Während 90 Prozent von Night in the Woods mit herrlich geschriebenen, aber leider unvertonten Dialogen besetzt ist, bilden diverse Minispiele die restlichen 10 Prozent. Da klauen wir eine Brezel unter der Nase des Verkäufers, liefern uns mit unserem besten Kumpel Gregg einen Messerkampf im Wald, übernehmen in einer Art Guitar Hero Modus den Basspart in einer Bandprobe oder shaken mit unserer Freundin Bea auf einer Party ab. Weil wir unseren Abend nur mit einer Person verbringen können, benötigt es mehrere Spieldurchgänge, um alle Szenen mit Maes Freunden zu erleben.
Mae zeichnet sich dabei von Beginn an als eine der unsympathischsten Protagonisten aus, die ich jemals gesteuert habe (Rufus von Deponia gebührt weiterhin die Krone). Eher benimmt sie sich wie eine unvernünftige, trotzige, selbstzentrierte 12-Jährige, als eine junge Erwachsene. Zielgesteuert tritt sie in Fettnäpfchen, bohrt mit unsensibel in offenen Wunden und lässt ihre destruktive Energie an ihrer Umwelt aus. Wenn man sich auf eines verlassen kann, dann darauf, dass Mae stets die schlechtest mögliche Entscheidung treffen wird. Dass man ihr gegen Ende ihr Verhalten doch beinahe verzeiht, ist dem gelungenen vielschichtig geschriebenen Charakter sowie einigen Enthüllungen zu verdanken.
Pumpkin Head Guy
Ein paar besondere Stärken und Schwächen von Night in the Woods möchte ich noch hervorheben, ehe ich zum Ende komme: Bereits im Hauptmenü des Spiels fallen einem die wunderschöne visuelle und klangliche Gestaltung des Spiels ins Auge, bzw. ins Ohr. Die im Spiel angesprochene Themenvielfalt habe ich bereits weiter oben gelobt, doch auch die Dialoge sind in ihrem Witz, ihrer Schlagfertigkeit oder in ihrer betretenen Peinlichkeit herrlich zu lesen. Das ungekünstelte Geplänkel zwischen Mae und ihrem besten Kindheitsfreund Gregg war stets ein Highlight.

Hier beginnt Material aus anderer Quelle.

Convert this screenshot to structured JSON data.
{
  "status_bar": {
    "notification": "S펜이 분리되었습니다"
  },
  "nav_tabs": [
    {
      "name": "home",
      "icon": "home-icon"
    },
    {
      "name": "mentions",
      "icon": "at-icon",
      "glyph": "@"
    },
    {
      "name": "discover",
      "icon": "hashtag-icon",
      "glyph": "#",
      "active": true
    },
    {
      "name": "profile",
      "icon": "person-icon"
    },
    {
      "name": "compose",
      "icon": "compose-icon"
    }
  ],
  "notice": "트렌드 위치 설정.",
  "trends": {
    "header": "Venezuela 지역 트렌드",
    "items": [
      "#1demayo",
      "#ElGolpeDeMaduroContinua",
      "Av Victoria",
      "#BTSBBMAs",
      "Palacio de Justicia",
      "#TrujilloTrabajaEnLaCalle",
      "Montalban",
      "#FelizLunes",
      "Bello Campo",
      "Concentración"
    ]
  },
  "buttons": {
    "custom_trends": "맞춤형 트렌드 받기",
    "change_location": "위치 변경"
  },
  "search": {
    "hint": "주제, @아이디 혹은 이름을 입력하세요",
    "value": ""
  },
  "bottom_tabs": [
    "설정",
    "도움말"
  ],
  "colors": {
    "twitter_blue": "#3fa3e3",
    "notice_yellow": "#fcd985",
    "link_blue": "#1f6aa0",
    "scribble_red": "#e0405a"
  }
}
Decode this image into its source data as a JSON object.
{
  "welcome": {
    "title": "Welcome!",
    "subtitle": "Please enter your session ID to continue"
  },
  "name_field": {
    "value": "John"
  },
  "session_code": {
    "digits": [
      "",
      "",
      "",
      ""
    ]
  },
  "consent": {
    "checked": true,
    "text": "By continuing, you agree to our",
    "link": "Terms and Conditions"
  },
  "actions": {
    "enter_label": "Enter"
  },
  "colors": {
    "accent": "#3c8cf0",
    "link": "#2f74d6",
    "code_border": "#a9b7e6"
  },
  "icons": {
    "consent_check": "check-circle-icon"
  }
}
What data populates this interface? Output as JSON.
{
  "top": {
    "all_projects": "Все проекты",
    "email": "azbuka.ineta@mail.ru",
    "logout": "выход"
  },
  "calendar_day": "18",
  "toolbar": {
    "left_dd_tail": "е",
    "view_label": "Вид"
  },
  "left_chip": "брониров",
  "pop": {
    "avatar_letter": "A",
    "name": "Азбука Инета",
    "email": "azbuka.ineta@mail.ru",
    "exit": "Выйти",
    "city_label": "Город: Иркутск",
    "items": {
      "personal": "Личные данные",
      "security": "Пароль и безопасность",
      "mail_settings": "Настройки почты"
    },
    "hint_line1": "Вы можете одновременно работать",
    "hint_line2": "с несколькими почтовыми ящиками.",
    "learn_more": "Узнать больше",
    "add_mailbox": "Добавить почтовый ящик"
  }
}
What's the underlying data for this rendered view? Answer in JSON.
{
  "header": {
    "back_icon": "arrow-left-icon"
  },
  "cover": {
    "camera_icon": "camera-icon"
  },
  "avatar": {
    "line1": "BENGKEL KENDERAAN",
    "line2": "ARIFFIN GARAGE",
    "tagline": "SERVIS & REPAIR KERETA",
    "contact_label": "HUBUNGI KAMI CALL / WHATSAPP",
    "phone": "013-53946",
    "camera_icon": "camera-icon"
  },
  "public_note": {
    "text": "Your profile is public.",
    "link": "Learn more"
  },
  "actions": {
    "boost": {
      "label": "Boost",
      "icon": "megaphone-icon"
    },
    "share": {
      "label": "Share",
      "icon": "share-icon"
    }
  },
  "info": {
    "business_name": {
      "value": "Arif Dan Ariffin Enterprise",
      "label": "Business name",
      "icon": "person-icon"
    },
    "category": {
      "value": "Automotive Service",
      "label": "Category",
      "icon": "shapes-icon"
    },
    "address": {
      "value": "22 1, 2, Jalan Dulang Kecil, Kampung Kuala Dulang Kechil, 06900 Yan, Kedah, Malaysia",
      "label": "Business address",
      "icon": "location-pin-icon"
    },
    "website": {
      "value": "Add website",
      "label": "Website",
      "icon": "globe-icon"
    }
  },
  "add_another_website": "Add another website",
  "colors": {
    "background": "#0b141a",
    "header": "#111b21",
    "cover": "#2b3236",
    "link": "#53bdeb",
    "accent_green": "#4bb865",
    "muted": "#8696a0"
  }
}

Wenn es etwas an Night in the Woods zu bemängeln gibt, dann die ungenaue Steuerung. Mae hüpft etwas träge vor sich hin und fällt bei manchen Plattforming-Passagen von Seilen, auf denen sie eigentlich bleiben sollte. Gerade die wiederkehrenden Traumsequenzen sind mir hier als zäh in Erinnerung geblieben. Da der Fokus des Spiels jedoch an völlig anderer Stelle liegt, ist das leicht zu verkraften.
Come home!
Ich bin nicht perfekt. Du bist nicht perfekt. Night in the Woods ist nicht perfekt. Vielen wird die erste Spielhälfte zu gemächlich sein. Der aktive spielerische Teil von Night in the Woods ist gering und ein Großteil davon steuert sich etwas plump. Doch dafür wird eine fantastische visuelle sowie klangliche Gestaltung und eine vielschichtige Handlung geboten, die bedeutende Fragen aufwirft und wenige einfache, glückliche Antworten liefert.
Ja, Night in the Woods ist bei weitem nicht perfekt. Aber macht es nicht genau das so fehlbar, menschlich und liebenswert?